Il barbiere di Siviglia – Opera buffa in two Acts with a libretto by Cesare Sterbini after Pierre-Augustin Caron de Beaumarchais’s comedy Le Barbier de Séville [sung in Italian with English supertitles by Jeremy Sortore]
Figaro – Andrew Manea
Rosina – Aleks Romano
Count Almaviva – Taylor Stayton
Doctor Bartolo – Renato Girolami
Don Basilio – Timothy Bruno
Berta – Susan Neves
Fiorello – John Tibbetts
An Officer – Ted Pickell
Ambrogio, Bartolo’s Servant – Bryan Wohlust
Palm Beach Opera Chorus
Palm Beach Opera Orchestra
Timothy Chung (harpsichord continuo)
Helena Binder – Director
Allen Moyer– Scenic and Properties Designer
James Scott – Costume Designer
Stuart Duke – Lighting Designer
Kathy Waszkelewicz – Hair & Make-up Designer
Gregory Ratchey – Associate Conductor and Chorus Master
Reviewed by: David M. Rice
Reviewed: 28 February, 2020
Venue: Dreyfoos Concert Hall, Kravis Center for the Performing Arts, West Palm Beach, Florida
Palm Beach Opera continues its 2020 season with a production of Gioachino Rossini’s Il barbieri di Siviglia that combines hilarious staging and comic acting with consistently outstanding music-making. Beginning with the familiar Overture, Chief Conductor David Stern leads a spirited account of the light-hearted score, with orchestra, chorus and cast all in fine form.

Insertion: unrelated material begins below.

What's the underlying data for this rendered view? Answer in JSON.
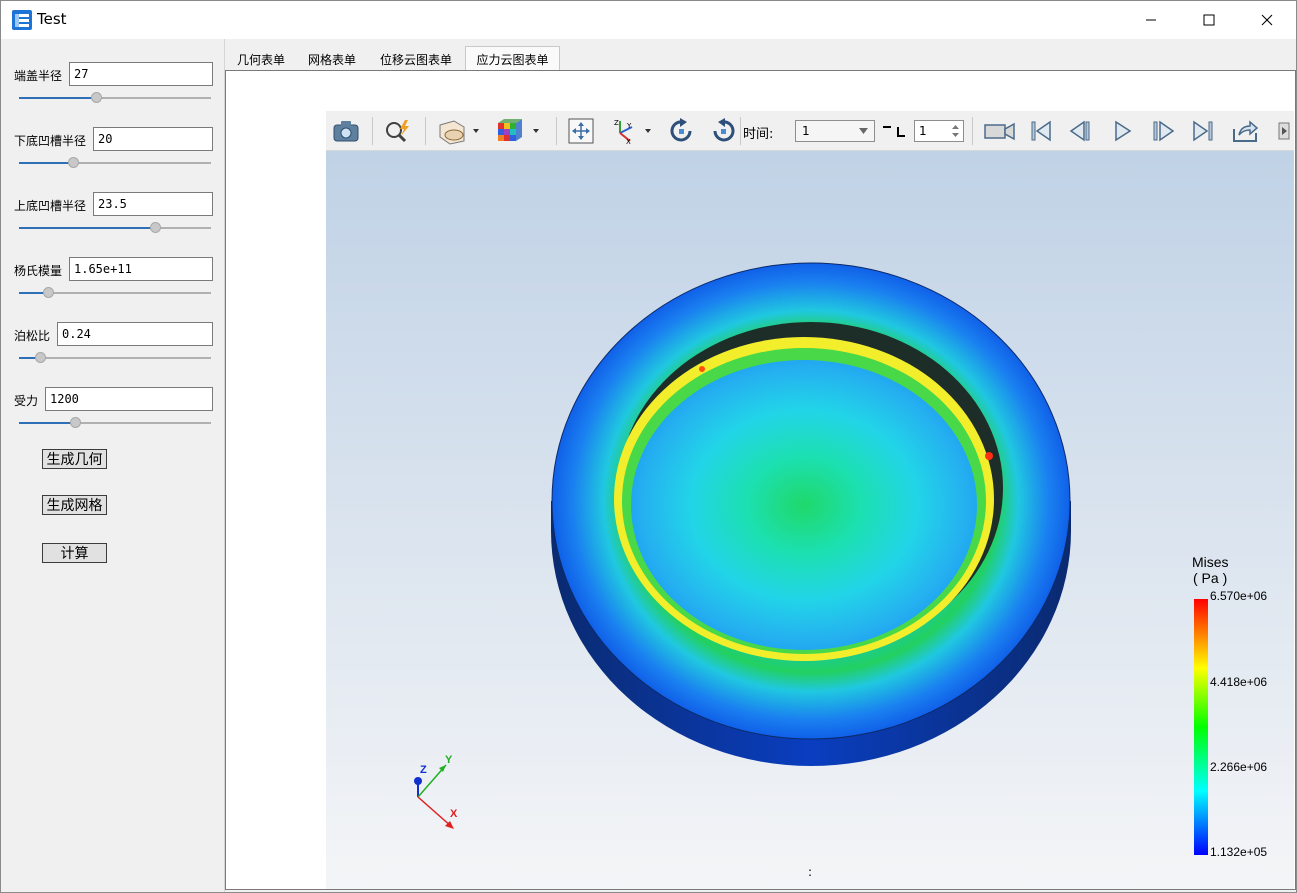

The opera’s plot revolves around the efforts of Count Almaviva to rescue Rosina from her oppressive guardian, the lascivious Doctor Bartolo, and to win her hand in marriage. Almaviva is aided by the crafty barber and jack-of-all-trades, Figaro, while Bartolo, who also wishes to marry Rosina, connives with music teacher Don Basilio to thwart the Count and Figaro.
Andrew Manea’s delightful ‘Largo al factotum’ serves to introduce the barber’s many talents, and he excels in Figaro’s duets with Almaviva and Rosina as well as in larger ensembles. As Bartolo, Renato Girolami, who has performed extensively at major opera houses in his native Italy and across Europe, makes his U.S. debut in this production. He brings a deep, resonant voice to the role, and is terrific at rapid-fire patter in ‘A un dottor della mia sorte’.
Taylor Stayton’s Almaviva is a sympathetic romantic lead. His tenor voice has thrilling top notes as he serenades Rosina with ‘Ecco, ridente in cielo’, and when the Count disguises himself in order to inveigle his way into the Bartolo household, Stayton proves to be a first-rate comedic actor. Mezzo-soprano Aleks Romano is a winning Rosina, dashing off florid bel canto passages with apparent ease in her cavatina ‘Una voce poco fa’, and winning laughs for her comic business.
The other cast members also give excellent performances. Timothy Bruno sings Don Basilio’s famous aria ‘La calunnia è un venticello’ with appropriate dynamic shading, from the softness of a gentle breeze to the roar of a cannon. Susan Neves, as Bartolo’s housekeeper Berta, gives a marvelous account of her aria, ‘Il vecchiotto cerca moglie’, observing how foolish it is for old men to seek young wives, and John Tibbetts as Almaviva’s servant Fiorello gets the opera off to a fine start as he organizes the band that accompanies the Count’s serenade of Rosina in the opening scene. In a silent role, Bryan Wohlust is Bartolo’s servant Ambrogio, whose repeated slow shuffles across the stage never fail to draw laughter from the audience.
This production, created and owned by regional opera companies in Washington, D.C., Omaha and Minneapolis, features attractive and effective sets and costumes. Helena Binder’s direction makes the most of the opera’s many hilarious situations, including Rosina trying on shoes that do not fit, Almaviva’s portrayal of a drunken sailor, and Figaro’s shaving of Bartolo, to mention but a few.